Den direktesten Bezug zu aktuellen Formen der Vernetzung zeigt sich in Hallers Tätigkeit als praktizierender Arzt. Wie sich heute medizinischer Rat aus der Ferne per Telefon und E-Mail einholen lässt, so haben die zeitgenössischen Behandlungsmethoden im 18. Jahrhundert die Ferndiagnose begünstigt. Der Arzt erteilte damals in erster Linie Ratschläge, verschrieb aufgrund des geschilderten Krankheitsbilds Heilmittel und untersuchte den erkrankten Körperteil nur in den seltensten Fällen. Als Networker mit einer Fülle von Kontakten betätigte sich von Haller auch als Vermittler von medizinischen Dienstleistungen - dabei allerdings stets auch auf den eigenen Ruhm bedacht. Ein Ratsherr aus der Stadt Lausanne litt am grauen Star und bat Haller um Rat. Dieser empfahl das Augenleiden beim Chirurgen Jacques Daviel in Paris behandeln zu lassen. Die Behandlung gelang und in der Folge entstand ein Briefwechsel zwischen dem Theoretiker Haller und dem Praktiker Daviel. Dieser bittet die Korrespondenz in einer Fachzeitschrift abdrucken zu dürfen, was Haller gewährt, da so nicht zuletzt auch sein Name im Gespräch bleibt.

Als Schriftsteller und Dichter wandte sich Haller gezielt an seine Leser; das damals aufkommende Interesse in breiteren Bevölkerungskreisen an Literaturerzeugnissen begünstigte die Kommunikation zwischen Autor und Leser. Haller erhielt von seiner Leserschaft Reaktionen auf seine Gedichte. Diese frühe Form von "Fanpost" wird in der Ausstellung "Ferngespräche" der Website "Lyrikmaschine" des Wiener Autors Martin Auer gegenübergestellt.

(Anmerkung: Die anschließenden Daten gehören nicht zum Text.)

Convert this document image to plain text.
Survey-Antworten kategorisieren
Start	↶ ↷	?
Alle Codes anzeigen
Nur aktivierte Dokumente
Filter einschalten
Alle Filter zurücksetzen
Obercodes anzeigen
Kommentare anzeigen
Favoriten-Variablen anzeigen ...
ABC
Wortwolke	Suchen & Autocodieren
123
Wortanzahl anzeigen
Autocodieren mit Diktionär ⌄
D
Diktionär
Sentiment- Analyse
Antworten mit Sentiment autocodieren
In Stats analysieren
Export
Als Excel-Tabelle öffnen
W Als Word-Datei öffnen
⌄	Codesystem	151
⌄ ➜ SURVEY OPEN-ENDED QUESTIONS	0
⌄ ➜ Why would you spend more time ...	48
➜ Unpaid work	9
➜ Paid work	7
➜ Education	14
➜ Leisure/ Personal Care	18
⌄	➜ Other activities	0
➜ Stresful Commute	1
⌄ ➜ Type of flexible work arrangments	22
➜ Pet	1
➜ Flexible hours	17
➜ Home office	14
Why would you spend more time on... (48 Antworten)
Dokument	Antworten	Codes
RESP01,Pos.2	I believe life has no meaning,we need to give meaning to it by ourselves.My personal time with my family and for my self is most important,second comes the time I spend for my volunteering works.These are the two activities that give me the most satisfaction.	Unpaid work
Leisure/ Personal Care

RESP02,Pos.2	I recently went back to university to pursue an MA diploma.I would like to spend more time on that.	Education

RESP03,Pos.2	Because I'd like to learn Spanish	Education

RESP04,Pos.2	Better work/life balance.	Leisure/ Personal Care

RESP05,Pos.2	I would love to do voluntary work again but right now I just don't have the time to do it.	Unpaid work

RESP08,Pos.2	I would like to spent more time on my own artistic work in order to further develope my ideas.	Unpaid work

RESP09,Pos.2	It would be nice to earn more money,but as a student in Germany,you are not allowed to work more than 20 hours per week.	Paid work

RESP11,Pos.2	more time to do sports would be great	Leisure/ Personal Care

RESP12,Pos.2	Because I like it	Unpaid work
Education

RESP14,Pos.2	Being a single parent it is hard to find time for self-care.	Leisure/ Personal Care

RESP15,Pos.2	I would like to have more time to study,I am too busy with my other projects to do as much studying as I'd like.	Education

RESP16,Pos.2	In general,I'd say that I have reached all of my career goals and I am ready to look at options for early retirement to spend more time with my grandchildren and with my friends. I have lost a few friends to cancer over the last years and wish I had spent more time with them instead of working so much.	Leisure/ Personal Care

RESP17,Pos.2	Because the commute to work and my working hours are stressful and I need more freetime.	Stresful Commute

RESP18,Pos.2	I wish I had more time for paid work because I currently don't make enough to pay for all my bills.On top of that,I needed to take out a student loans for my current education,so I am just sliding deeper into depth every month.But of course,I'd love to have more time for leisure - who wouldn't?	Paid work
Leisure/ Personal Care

Die Fülle des Haller'schen Schaffen und Forschens ist bis heute noch nicht endgültig erfasst und dokumentiert. Der Umfang der Hinterlassenschaft beschäftigt an der Universität Bern seit nunmehr fast 10 Jahren ein interdisziplinäres Forschungsprojekt, das mit umfangreichen Datenbanken das Werk des "letzten Universalgelehrten" systematisch aufarbeitet.